Archivo por meses: Septiembre 2009

Open Government. La larga marcha

oGovLa primera cuestión es delimitar el concepto de Open Government –oGov-. En una primera aproximación, es un modelo de relación de las AA.PP. y sus gestores con los ciudadanos basado en la racionalización de los procesos administrativos, la transparencia, la accesibilidad y la receptividad.

Si hacemos un poco de historia, desde el famoso manifiesto de David Osborne y Ted Gaebler: Reinventing Government, en el que se planteaba la necesidad del Estado y que una sociedad civilizada no puede funcionar sin un gobierno eficiente; que la gente que está en el gobierno no es el problema, lo son los sistemas en que trabajan… los intentos de racionalizar la operativa de las AA.PP. y sus relaciones con los ciudadanos con las tecnologías de la información y las comunicaciones se remonta a la época de la apertura de Internet a la sociedad y el desarrollo de los discursos sobre Autopistas de la Información, Sociedad de la Información y otros.

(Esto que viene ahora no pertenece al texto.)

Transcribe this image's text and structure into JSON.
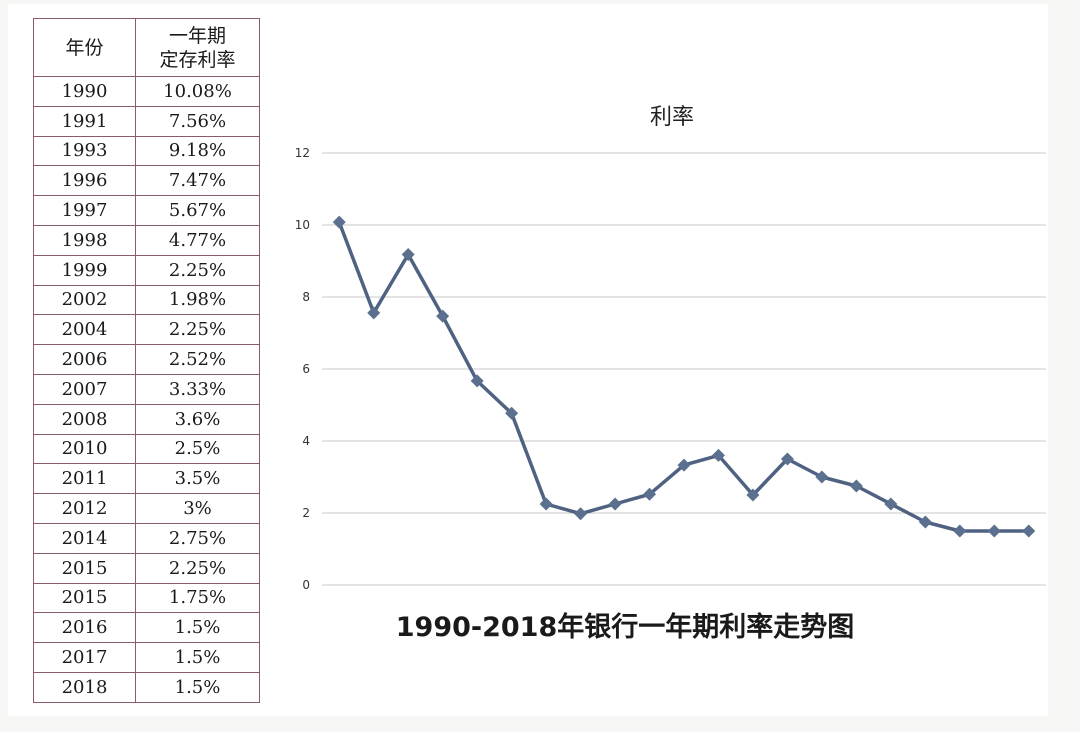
{
  "table": {
    "headers": [
      "年份",
      "一年期",
      "定存利率"
    ],
    "rows": [
      [
        "1990",
        "10.08%"
      ],
      [
        "1991",
        "7.56%"
      ],
      [
        "1993",
        "9.18%"
      ],
      [
        "1996",
        "7.47%"
      ],
      [
        "1997",
        "5.67%"
      ],
      [
        "1998",
        "4.77%"
      ],
      [
        "1999",
        "2.25%"
      ],
      [
        "2002",
        "1.98%"
      ],
      [
        "2004",
        "2.25%"
      ],
      [
        "2006",
        "2.52%"
      ],
      [
        "2007",
        "3.33%"
      ],
      [
        "2008",
        "3.6%"
      ],
      [
        "2010",
        "2.5%"
      ],
      [
        "2011",
        "3.5%"
      ],
      [
        "2012",
        "3%"
      ],
      [
        "2014",
        "2.75%"
      ],
      [
        "2015",
        "2.25%"
      ],
      [
        "2015",
        "1.75%"
      ],
      [
        "2016",
        "1.5%"
      ],
      [
        "2017",
        "1.5%"
      ],
      [
        "2018",
        "1.5%"
      ]
    ]
  },
  "chart_data": {
    "type": "line",
    "title": "利率",
    "caption": "1990-2018年银行一年期利率走势图",
    "x": [
      "1990",
      "1991",
      "1993",
      "1996",
      "1997",
      "1998",
      "1999",
      "2002",
      "2004",
      "2006",
      "2007",
      "2008",
      "2010",
      "2011",
      "2012",
      "2014",
      "2015",
      "2015",
      "2016",
      "2017",
      "2018"
    ],
    "series": [
      {
        "values": [
          10.08,
          7.56,
          9.18,
          7.47,
          5.67,
          4.77,
          2.25,
          1.98,
          2.25,
          2.52,
          3.33,
          3.6,
          2.5,
          3.5,
          3,
          2.75,
          2.25,
          1.75,
          1.5,
          1.5,
          1.5
        ]
      }
    ],
    "ylim": [
      0,
      12
    ],
    "yticks": [
      "0",
      "2",
      "4",
      "6",
      "8",
      "10",
      "12"
    ],
    "grid": true,
    "colors": {
      "line": "#4f6282",
      "marker": "#5b6f8f",
      "grid": "#c8c8c8"
    }
  }
}
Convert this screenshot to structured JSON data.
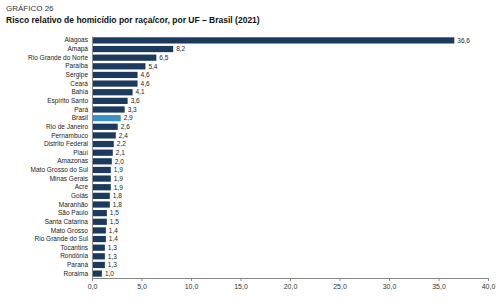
{
  "chart_data": {
    "type": "bar",
    "orientation": "horizontal",
    "title": "GRÁFICO 26",
    "subtitle": "Risco relativo de homicídio por raça/cor, por UF – Brasil (2021)",
    "categories": [
      "Alagoas",
      "Amapá",
      "Rio Grande do Norte",
      "Paraíba",
      "Sergipe",
      "Ceará",
      "Bahia",
      "Espírito Santo",
      "Pará",
      "Brasil",
      "Rio de Janeiro",
      "Pernambuco",
      "Distrito Federal",
      "Piauí",
      "Amazonas",
      "Mato Grosso do Sul",
      "Minas Gerais",
      "Acre",
      "Goiás",
      "Maranhão",
      "São Paulo",
      "Santa Catarina",
      "Mato Grosso",
      "Rio Grande do Sul",
      "Tocantins",
      "Rondônia",
      "Paraná",
      "Roraima"
    ],
    "values": [
      36.6,
      8.2,
      6.5,
      5.4,
      4.6,
      4.6,
      4.1,
      3.6,
      3.3,
      2.9,
      2.6,
      2.4,
      2.2,
      2.1,
      2.0,
      1.9,
      1.9,
      1.9,
      1.8,
      1.8,
      1.5,
      1.5,
      1.4,
      1.4,
      1.3,
      1.3,
      1.3,
      1.0
    ],
    "value_labels": [
      "36,6",
      "8,2",
      "6,5",
      "5,4",
      "4,6",
      "4,6",
      "4,1",
      "3,6",
      "3,3",
      "2,9",
      "2,6",
      "2,4",
      "2,2",
      "2,1",
      "2,0",
      "1,9",
      "1,9",
      "1,9",
      "1,8",
      "1,8",
      "1,5",
      "1,5",
      "1,4",
      "1,4",
      "1,3",
      "1,3",
      "1,3",
      "1,0"
    ],
    "data_labels": true,
    "colors": [
      "#1c3a5e",
      "#1c3a5e",
      "#1c3a5e",
      "#1c3a5e",
      "#1c3a5e",
      "#1c3a5e",
      "#1c3a5e",
      "#1c3a5e",
      "#1c3a5e",
      "#3d8fc4",
      "#1c3a5e",
      "#1c3a5e",
      "#1c3a5e",
      "#1c3a5e",
      "#1c3a5e",
      "#1c3a5e",
      "#1c3a5e",
      "#1c3a5e",
      "#1c3a5e",
      "#1c3a5e",
      "#1c3a5e",
      "#1c3a5e",
      "#1c3a5e",
      "#1c3a5e",
      "#1c3a5e",
      "#1c3a5e",
      "#1c3a5e",
      "#1c3a5e"
    ],
    "xlim": [
      0,
      40
    ],
    "xticks": [
      {
        "value": 0,
        "label": "0,0"
      },
      {
        "value": 5,
        "label": "5,0"
      },
      {
        "value": 10,
        "label": "10,0"
      },
      {
        "value": 15,
        "label": "15,0"
      },
      {
        "value": 20,
        "label": "20,0"
      },
      {
        "value": 25,
        "label": "25,0"
      },
      {
        "value": 30,
        "label": "30,0"
      },
      {
        "value": 35,
        "label": "35,0"
      },
      {
        "value": 40,
        "label": "40,0"
      }
    ],
    "grid": false
  }
}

Un botón de muestra: cuando en el informe “From Red Tape to Results Creating a Government that Works Better & Costs Less Report”  y la iniciativa “Reinventing Government Online en el marco del programa  National Performance Review del año 1993, liderado por Al Gore durante la Administración Clinton, se establecieron las bases para transformar un modelo de  administración burocrática construido bajo los postulados dominantes en el siglo XIX,  a un modelo de administración electrónica -eAdministración- flexible, interactiva y accesible por la Red.

Desde que se lanzó la iniciativa de Al Gore, hasta hoy, ha llovido mucho, las iniciativas han proliferado –eEuropa o INFO XXI: La sociedad de la información para todos, entre otras-  y hemos vivido algunos cambios. Es cierto que en los últimos 15 años se han producido avances, no los suficientes en mi opinión, en la implantación de servicios online de tramitación para los ciudadanos y se van consolidando iniciativas legislativas para facilitar el desarrollo y la implantación de éstos, por ejemplo, en nuestro país la Ley de Acceso Electrónico de los Ciudadanos a los Servicios Públicos (LAECSP).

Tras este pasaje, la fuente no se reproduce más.